Compound’s controversial COMP reward scheme triggered a gold rush of yield arbitrage, sending its assets under management and price to new heights.
A user reward scheme to distribute the new Compound governance token (COMP) has resulted in a dramatic rise of the value locked in the decentralized finance protocol as traders sought to “farm” the token, as fans affectionately call the practice.
According to data from Defi Pulse, the Compound protocol’s total locked value soared from about $100 million to a high exceeding $600 million since June 15, the start of the COMP token distribution.
Source: Defi Pulse
Cashback on loans
The COMP reward scheme works by periodically depositing the token to all balances interacting with Compound. This includes the protocol’s lenders and, crucially, its borrowers as well.
The sums involved are significant, with the protocol currently distributing 2,880 COMP per day worth about $668,000 as of press time. Over 4 million tokens are left to be distributed from an existing supply of just over 2.5 million.

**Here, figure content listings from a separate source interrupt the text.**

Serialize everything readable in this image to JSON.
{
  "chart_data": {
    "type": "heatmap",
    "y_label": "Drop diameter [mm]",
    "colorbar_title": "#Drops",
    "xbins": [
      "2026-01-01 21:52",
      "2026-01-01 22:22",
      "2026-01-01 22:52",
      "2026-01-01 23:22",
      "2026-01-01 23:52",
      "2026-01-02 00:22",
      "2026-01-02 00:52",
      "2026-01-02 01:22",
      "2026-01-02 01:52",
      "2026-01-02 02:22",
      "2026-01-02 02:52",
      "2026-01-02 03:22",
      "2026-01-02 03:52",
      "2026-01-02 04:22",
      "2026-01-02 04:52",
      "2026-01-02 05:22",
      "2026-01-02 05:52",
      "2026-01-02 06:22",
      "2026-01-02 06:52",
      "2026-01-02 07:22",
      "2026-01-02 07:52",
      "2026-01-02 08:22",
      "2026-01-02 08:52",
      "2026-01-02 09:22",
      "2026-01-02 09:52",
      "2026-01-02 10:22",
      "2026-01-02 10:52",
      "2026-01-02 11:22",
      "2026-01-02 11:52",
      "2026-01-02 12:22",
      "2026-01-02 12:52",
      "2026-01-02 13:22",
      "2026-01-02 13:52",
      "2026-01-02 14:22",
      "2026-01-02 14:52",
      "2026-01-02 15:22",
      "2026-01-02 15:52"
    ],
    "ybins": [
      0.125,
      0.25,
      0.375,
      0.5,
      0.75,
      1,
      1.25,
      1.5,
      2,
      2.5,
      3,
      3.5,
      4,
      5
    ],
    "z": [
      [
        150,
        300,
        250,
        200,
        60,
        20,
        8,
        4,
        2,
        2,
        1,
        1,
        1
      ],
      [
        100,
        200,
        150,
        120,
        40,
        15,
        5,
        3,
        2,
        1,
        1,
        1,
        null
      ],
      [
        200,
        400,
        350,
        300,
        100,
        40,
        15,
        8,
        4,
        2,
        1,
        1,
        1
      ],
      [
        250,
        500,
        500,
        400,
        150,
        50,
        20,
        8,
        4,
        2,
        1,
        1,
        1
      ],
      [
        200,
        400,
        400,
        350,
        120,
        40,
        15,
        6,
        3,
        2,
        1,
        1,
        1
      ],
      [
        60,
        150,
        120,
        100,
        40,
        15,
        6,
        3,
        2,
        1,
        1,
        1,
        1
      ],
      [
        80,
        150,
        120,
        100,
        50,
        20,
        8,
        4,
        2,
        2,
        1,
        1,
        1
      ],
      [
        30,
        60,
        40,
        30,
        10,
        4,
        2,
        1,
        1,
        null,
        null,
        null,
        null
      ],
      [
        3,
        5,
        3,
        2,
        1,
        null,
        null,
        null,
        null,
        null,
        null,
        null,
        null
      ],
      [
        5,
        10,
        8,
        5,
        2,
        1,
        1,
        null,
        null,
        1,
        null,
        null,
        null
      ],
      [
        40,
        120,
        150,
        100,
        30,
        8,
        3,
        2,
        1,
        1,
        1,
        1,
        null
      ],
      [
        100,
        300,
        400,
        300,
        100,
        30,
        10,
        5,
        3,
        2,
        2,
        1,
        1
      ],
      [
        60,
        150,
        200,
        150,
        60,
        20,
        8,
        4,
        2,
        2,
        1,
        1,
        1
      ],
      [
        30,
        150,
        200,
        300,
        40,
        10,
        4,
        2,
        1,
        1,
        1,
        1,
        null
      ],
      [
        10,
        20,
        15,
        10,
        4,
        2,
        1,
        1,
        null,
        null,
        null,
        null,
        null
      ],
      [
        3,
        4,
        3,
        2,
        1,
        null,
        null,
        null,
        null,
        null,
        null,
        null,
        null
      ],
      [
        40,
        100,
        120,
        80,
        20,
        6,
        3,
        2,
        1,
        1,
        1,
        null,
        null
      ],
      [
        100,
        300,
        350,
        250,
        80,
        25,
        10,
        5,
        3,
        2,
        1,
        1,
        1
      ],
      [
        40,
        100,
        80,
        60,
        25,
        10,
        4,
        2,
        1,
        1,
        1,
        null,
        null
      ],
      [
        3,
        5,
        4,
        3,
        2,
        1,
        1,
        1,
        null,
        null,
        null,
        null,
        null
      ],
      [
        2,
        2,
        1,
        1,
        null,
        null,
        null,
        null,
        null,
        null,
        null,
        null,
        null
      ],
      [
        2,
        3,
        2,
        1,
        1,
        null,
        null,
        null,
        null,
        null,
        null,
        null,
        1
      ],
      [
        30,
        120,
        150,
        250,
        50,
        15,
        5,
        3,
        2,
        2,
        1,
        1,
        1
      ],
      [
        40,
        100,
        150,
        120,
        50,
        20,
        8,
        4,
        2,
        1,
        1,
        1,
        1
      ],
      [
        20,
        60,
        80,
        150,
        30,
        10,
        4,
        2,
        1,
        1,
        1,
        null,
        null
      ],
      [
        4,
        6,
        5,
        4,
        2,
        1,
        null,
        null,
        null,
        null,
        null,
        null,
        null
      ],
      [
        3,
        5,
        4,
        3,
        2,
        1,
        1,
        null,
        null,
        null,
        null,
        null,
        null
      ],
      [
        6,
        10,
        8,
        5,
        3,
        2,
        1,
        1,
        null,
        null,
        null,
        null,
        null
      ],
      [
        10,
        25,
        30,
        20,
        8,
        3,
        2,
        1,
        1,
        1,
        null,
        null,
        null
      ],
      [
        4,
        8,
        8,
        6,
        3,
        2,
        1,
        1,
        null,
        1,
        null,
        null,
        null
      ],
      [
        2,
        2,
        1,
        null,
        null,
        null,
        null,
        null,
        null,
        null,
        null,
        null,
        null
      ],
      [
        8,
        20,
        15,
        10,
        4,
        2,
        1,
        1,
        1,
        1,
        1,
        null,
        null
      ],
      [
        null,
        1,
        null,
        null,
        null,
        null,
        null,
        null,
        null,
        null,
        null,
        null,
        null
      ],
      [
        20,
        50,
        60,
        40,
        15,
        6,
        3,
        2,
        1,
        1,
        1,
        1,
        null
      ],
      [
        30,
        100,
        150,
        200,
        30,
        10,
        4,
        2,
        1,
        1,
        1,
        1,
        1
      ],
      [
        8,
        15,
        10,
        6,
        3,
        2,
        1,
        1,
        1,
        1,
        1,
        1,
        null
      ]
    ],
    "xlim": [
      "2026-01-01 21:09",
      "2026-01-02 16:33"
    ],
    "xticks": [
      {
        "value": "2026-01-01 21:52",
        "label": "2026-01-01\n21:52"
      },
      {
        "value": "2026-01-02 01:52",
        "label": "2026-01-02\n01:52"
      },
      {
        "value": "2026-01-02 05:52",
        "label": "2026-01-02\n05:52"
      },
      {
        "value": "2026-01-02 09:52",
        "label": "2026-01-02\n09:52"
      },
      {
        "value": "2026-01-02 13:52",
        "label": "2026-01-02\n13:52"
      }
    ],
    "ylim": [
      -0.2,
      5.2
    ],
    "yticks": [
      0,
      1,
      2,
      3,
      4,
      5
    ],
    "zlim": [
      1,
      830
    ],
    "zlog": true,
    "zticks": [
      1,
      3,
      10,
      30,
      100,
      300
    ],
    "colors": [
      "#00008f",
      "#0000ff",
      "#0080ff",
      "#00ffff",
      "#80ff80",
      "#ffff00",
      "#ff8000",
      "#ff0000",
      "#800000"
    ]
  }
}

Meanwhile, the price of the token went on a parabolic rise once it was revealed that Compound investor Coinbase would list COMP on its Pro platform.
Trading is due to be activated on June 23, but that didn’t stop traders from raising its price to a maximum of $371, up from just $78 the day before the announcement.
The high issuance and high price, coupled with the way the reward system is designed, led to the emergence of massive “COMP farming.” Speculators were incentivized to both borrow and lend money from the protocol on a large scale, leveraging their positions by recursively “lending” the tokens they borrowed.
The annual interest rate on some tokens on Compound, like BAT and wBTC, reached as much as 33% and 27% respectively as of press time. Generally, high interest rates are associated with high COMP yield.
The profit machine appears to be unwinding on Monday, as COMP dropped to a price of $264.
The risks of “farming”
“Interest rates significantly higher than what you can get in traditional finance are inherently either temporary arbitrage opportunities or come with unstated risks attached.”
Tony Sheng, a principal investor at Multicoin Capital, explained that the risks to farming involve either theft of collateral assets, liquidation due to market events or the loss of the peg for synthetic assets like stablecoins.
However, it’s worth noting that these risks have always existed for Compound and many other platforms, and are not related to the practice of yield arbitrage. The true risk seems to be for those who are buying the “farmed” COMP, as its price tumbled by almost 30% since its all-time high, sitting at $264 as of writing.
It is likely that this will allow the “yield bubble” to deflate, as mining COMP will no longer be as lucrative.